The five-acre site, to be called Stewardship Park, borders the Russian River at the entrance to Guerneville, starting at the pedestrian bridge and stretching 440 feet east under the nearby Highway 116 bridge.

Most of the underbrush and trash has been removed, giving the park an open feeling under the redwood, alder, bay and willow trees.

"It is wonderful to have this in town," said Liz Brown of Guerneville, who was walking her dog at the park Wednesday morning. "It was a less friendly place, transients would be down here.

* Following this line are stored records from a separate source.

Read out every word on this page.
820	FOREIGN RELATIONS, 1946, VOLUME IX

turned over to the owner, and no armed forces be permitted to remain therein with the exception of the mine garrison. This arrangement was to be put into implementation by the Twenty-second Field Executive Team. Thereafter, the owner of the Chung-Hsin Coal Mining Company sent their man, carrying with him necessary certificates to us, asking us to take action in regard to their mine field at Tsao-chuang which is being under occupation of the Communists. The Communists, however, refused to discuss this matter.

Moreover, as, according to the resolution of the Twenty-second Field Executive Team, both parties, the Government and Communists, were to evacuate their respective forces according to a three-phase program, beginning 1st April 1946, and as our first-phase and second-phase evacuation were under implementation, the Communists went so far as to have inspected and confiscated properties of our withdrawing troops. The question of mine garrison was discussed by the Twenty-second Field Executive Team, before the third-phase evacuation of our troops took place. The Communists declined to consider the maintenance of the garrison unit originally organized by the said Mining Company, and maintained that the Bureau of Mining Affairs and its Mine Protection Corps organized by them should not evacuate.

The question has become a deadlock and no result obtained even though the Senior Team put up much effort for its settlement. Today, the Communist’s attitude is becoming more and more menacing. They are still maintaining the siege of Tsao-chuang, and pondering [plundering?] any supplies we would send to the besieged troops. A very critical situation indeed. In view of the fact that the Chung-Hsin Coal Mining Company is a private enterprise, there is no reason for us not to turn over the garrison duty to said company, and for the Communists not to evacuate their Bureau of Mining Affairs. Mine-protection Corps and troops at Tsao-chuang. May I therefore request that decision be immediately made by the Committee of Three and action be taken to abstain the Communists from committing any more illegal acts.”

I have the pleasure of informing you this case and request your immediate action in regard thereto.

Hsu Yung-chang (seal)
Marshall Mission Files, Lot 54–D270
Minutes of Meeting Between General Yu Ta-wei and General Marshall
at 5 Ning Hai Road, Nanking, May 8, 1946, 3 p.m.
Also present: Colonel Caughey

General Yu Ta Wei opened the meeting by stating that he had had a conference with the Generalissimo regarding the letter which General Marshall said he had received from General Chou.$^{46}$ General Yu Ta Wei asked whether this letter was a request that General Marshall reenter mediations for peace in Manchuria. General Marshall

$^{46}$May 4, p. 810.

I would just not go here."

"It's not some place you would hang out," said Charles Brown of Russian River Realty. "It used to be nasty down there."

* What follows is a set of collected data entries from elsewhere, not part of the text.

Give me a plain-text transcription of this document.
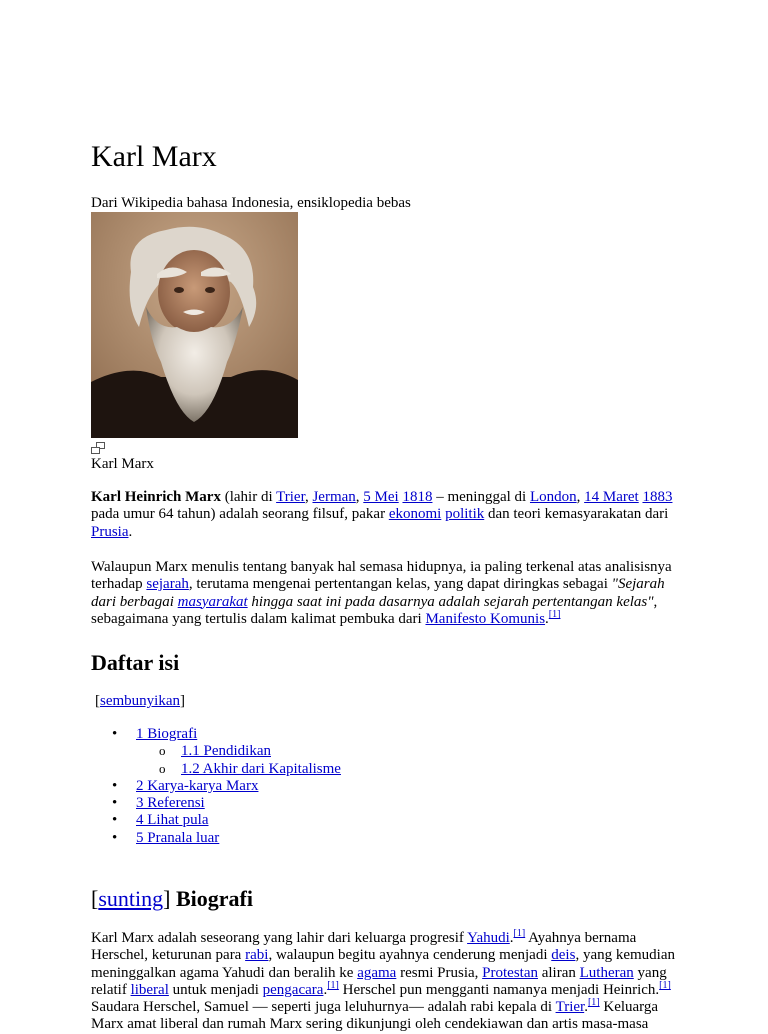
Karl Marx

Dari Wikipedia bahasa Indonesia, ensiklopedia bebas

Karl Marx

Karl Heinrich Marx (lahir di Trier, Jerman, 5 Mei 1818 – meninggal di London, 14 Maret 1883 pada umur 64 tahun) adalah seorang filsuf, pakar ekonomi politik dan teori kemasyarakatan dari Prusia.

Walaupun Marx menulis tentang banyak hal semasa hidupnya, ia paling terkenal atas analisisnya terhadap sejarah, terutama mengenai pertentangan kelas, yang dapat diringkas sebagai "Sejarah dari berbagai masyarakat hingga saat ini pada dasarnya adalah sejarah pertentangan kelas", sebagaimana yang tertulis dalam kalimat pembuka dari Manifesto Komunis.[1]

Daftar isi

[sembunyikan]

• 1 Biografi
o 1.1 Pendidikan
o 1.2 Akhir dari Kapitalisme
• 2 Karya-karya Marx
• 3 Referensi
• 4 Lihat pula
• 5 Pranala luar
[sunting] Biografi

Karl Marx adalah seseorang yang lahir dari keluarga progresif Yahudi.[1] Ayahnya bernama Herschel, keturunan para rabi, walaupun begitu ayahnya cenderung menjadi deis, yang kemudian meninggalkan agama Yahudi dan beralih ke agama resmi Prusia, Protestan aliran Lutheran yang relatif liberal untuk menjadi pengacara.[1] Herschel pun mengganti namanya menjadi Heinrich.[1] Saudara Herschel, Samuel — seperti juga leluhurnya— adalah rabi kepala di Trier.[1] Keluarga Marx amat liberal dan rumah Marx sering dikunjungi oleh cendekiawan dan artis masa-masa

For the first half of the 20th Century, the site was a resort with tent cabins for summer visitors, before being wiped out by high floodwaters in the mid 1950s and abandoned, McEnhill said.

In 2005 it was donated to the Russian Riverkeeper by the family of Bay Area businessman Bertram Horne.

"It is a well-located parcel that no one wanted right on the river," McEnhill said. "We decided this is a real hole in the habitat in the river, and in the downtown area on a stretch that doesn't have houses on the river, and we saw opportunity to restore the property and create public access to the river."

Since then, volunteers have been working Wednesday mornings at the site, cleaning up trash, removing non-native plants and planting native ones.

The debris has included plywood, mattresses, piles of rotting garbage and building materials, he said.

"We found the better part of a VW Squareback under the blackberries," McEnhill said.

Riverkeeper has undertaken the renovation with $87,000 in Sonoma County redevelopment funds, $50,000 from the Sonoma County Open Space District to purchase an easement, $210,000 in state funds and is submitting a proposal for another $120,000 in redevelopment funds.

Signs have erected indicating that alcohol has been banned.

"It will flood every five to 10 years, everything we do will be in keeping with that," Wikle said. "We are putting in plants that don't mind being under water for three days at a time."

A plan for the native plants and for an interpretative center, with walks, overlooks and gathering areas, has been designed by Ron Lutsko of San Francisco, who designed the Strybing Arboretum native plant garden in that city.

"We are at the point where our goal is to begin construction this summer," McEnhill said. "We have gotten the majority construction funding in hand, we need to complete the permit process with the Open Space District and the county. We are pretty close.